Denis Capbreton « Le plus important est d’avoir maintenu le club en Fédérale 3 »

Bureau Vallée

Le troisième ligne de l’Ovalie Club Montluçon, Denis Capbreton revient sur la saison actuelle mais aussi sur toutes ses années qu’il a vécu à Montluçon.

Bonjour, ce dimanche vous recevez Poitiers pour le dernier match de la saison, quel est votre bilan de celle-ci ?

Le bilan est positif pour cette année. On avait visé le maintien en début de saison, néanmoins la phase retour fut compliquée pour nous. Nous avons enchaîné plusieurs revers mais le plus important est d’avoir maintenu  le club en Fédérale 3.

Avez-vous des regrets sur certains matchs ?

C’est vrai que certaines rencontres se sont jouées sur quelques détails. Nous avons loupé des points au pied, mais parfois nous avons pris des mauvaises décisions sur certains points-clés du match. En gagnant deux-trois matchs plus tôt dans la saison, on aurait pu se mettre à l’abri rapidement et connaître une fin de saison agréable.

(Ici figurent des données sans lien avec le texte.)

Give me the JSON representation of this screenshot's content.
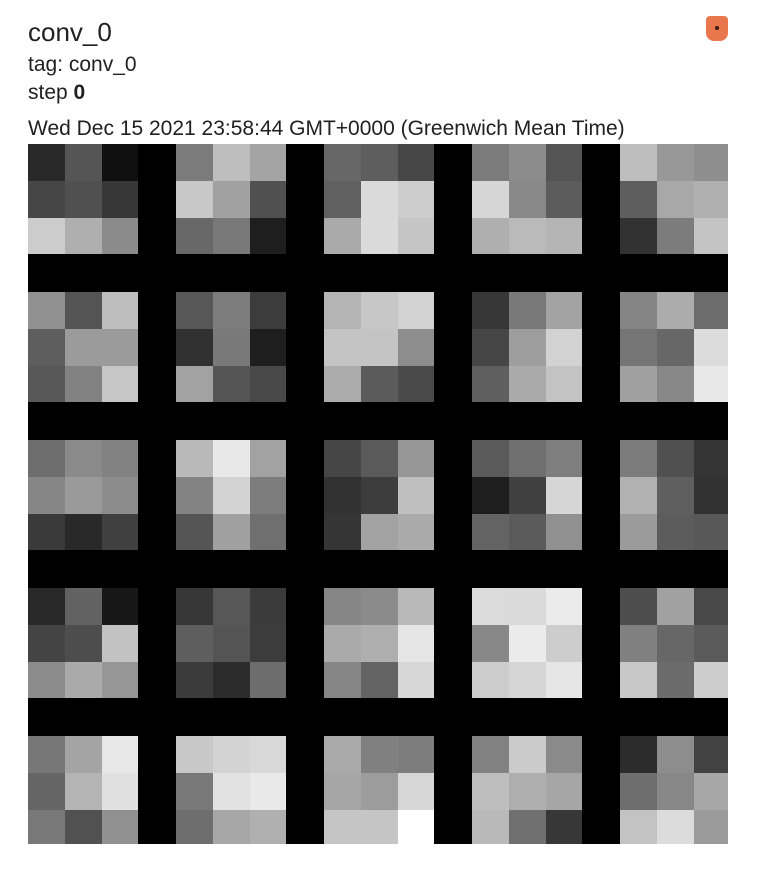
{
  "card": {
    "title": "conv_0",
    "tag_label": "tag: conv_0",
    "step_label": "step",
    "step_value": "0",
    "timestamp": "Wed Dec 15 2021 23:58:44 GMT+0000 (Greenwich Mean Time)",
    "pin_icon": "pin-icon",
    "pin_color": "#e8774d"
  },
  "image": {
    "grid_rows": 5,
    "grid_cols": 5,
    "kernel_size": 3,
    "background": "#000000",
    "kernels": [
      [
        [
          41,
          85,
          15
        ],
        [
          70,
          80,
          55
        ],
        [
          204,
          175,
          139
        ]
      ],
      [
        [
          123,
          190,
          164
        ],
        [
          200,
          161,
          80
        ],
        [
          104,
          120,
          30
        ]
      ],
      [
        [
          103,
          94,
          71
        ],
        [
          96,
          218,
          205
        ],
        [
          170,
          218,
          197
        ]
      ],
      [
        [
          123,
          140,
          84
        ],
        [
          214,
          137,
          92
        ],
        [
          175,
          186,
          180
        ]
      ],
      [
        [
          190,
          152,
          142
        ],
        [
          94,
          168,
          176
        ],
        [
          50,
          124,
          196
        ]
      ],
      [
        [
          145,
          84,
          190
        ],
        [
          94,
          155,
          155
        ],
        [
          88,
          130,
          198
        ]
      ],
      [
        [
          87,
          125,
          60
        ],
        [
          49,
          121,
          30
        ],
        [
          162,
          85,
          72
        ]
      ],
      [
        [
          180,
          199,
          210
        ],
        [
          196,
          196,
          141
        ],
        [
          172,
          91,
          74
        ]
      ],
      [
        [
          55,
          120,
          162
        ],
        [
          70,
          158,
          210
        ],
        [
          95,
          170,
          195
        ]
      ],
      [
        [
          132,
          172,
          108
        ],
        [
          117,
          103,
          220
        ],
        [
          160,
          135,
          232
        ]
      ],
      [
        [
          110,
          138,
          130
        ],
        [
          134,
          154,
          140
        ],
        [
          58,
          41,
          64
        ]
      ],
      [
        [
          185,
          232,
          162
        ],
        [
          131,
          211,
          125
        ],
        [
          85,
          160,
          111
        ]
      ],
      [
        [
          70,
          90,
          151
        ],
        [
          50,
          60,
          191
        ],
        [
          53,
          162,
          170
        ]
      ],
      [
        [
          90,
          111,
          126
        ],
        [
          30,
          64,
          214
        ],
        [
          99,
          90,
          144
        ]
      ],
      [
        [
          124,
          80,
          53
        ],
        [
          177,
          95,
          50
        ],
        [
          155,
          92,
          88
        ]
      ],
      [
        [
          41,
          98,
          23
        ],
        [
          68,
          77,
          194
        ],
        [
          140,
          170,
          150
        ]
      ],
      [
        [
          55,
          87,
          59
        ],
        [
          94,
          84,
          60
        ],
        [
          59,
          44,
          109
        ]
      ],
      [
        [
          134,
          139,
          185
        ],
        [
          170,
          175,
          230
        ],
        [
          134,
          100,
          215
        ]
      ],
      [
        [
          219,
          218,
          235
        ],
        [
          136,
          235,
          205
        ],
        [
          204,
          214,
          230
        ]
      ],
      [
        [
          77,
          161,
          72
        ],
        [
          128,
          103,
          91
        ],
        [
          200,
          107,
          205
        ]
      ],
      [
        [
          119,
          164,
          231
        ],
        [
          101,
          180,
          224
        ],
        [
          120,
          81,
          145
        ]
      ],
      [
        [
          200,
          211,
          216
        ],
        [
          120,
          225,
          233
        ],
        [
          110,
          167,
          176
        ]
      ],
      [
        [
          170,
          128,
          125
        ],
        [
          166,
          156,
          215
        ],
        [
          197,
          197,
          255
        ]
      ],
      [
        [
          130,
          203,
          138
        ],
        [
          190,
          174,
          166
        ],
        [
          185,
          112,
          55
        ]
      ],
      [
        [
          44,
          141,
          66
        ],
        [
          110,
          135,
          167
        ],
        [
          195,
          220,
          155
        ]
      ]
    ]
  }
}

Est-ce que ce sera le dernier match de votre carrière ?

Je ne vais pas me prononcer, chaque année je me dis que je vais surement arrêter en fin de saison et finalement je suis encore là. Au niveau physique je me sens bien, mais désormais j’ai trois enfants à la maison, ma femme m’a toujours soutenu dans le rugby donc à un moment donné il faudra tourner la page. Il faut que les jeunes qui arrivent dans l’équipe poussent les anciens à la retraite.

Quel souvenir allez-vous garder de toutes ces saisons à Montluçon ?

Beaucoup, c’est ma treizième année ici à Montluçon. J’ai connu toutes les montées, les descentes, les problèmes administratifs. Mes deux meilleures saisons étaient les années où nous avons joué contre Périgueux et Aix en Provence en phase finale.  L’année dernière est aussi particulière, j’ai remporté mon premier titre avec Montluçon.

Quels joueurs vous ont impressionné durant votre carrière ?

Le plus impressionnant physiquement était Masalosalo Tutaia, qui a ensuite joué en Top 14 avec la section Paloise. A l’entrainement, on s’arrangeait pour être dans son équipe. Guillaume Pszonak était aussi très fort, il  sentait le rugby et faisait preuve d’élégance sur le terrain.

Que ce que l’on peut vous souhaiter pour la suite ?

Au niveau rugbystique pas grand-chose, j’ai commencé à l’âge de 4 ans, je vais avoir besoin de couper quand je vais arrêter. Je veux  passer beaucoup de temps avec ma femme et mes enfants pour profiter de mes dimanches avec eux.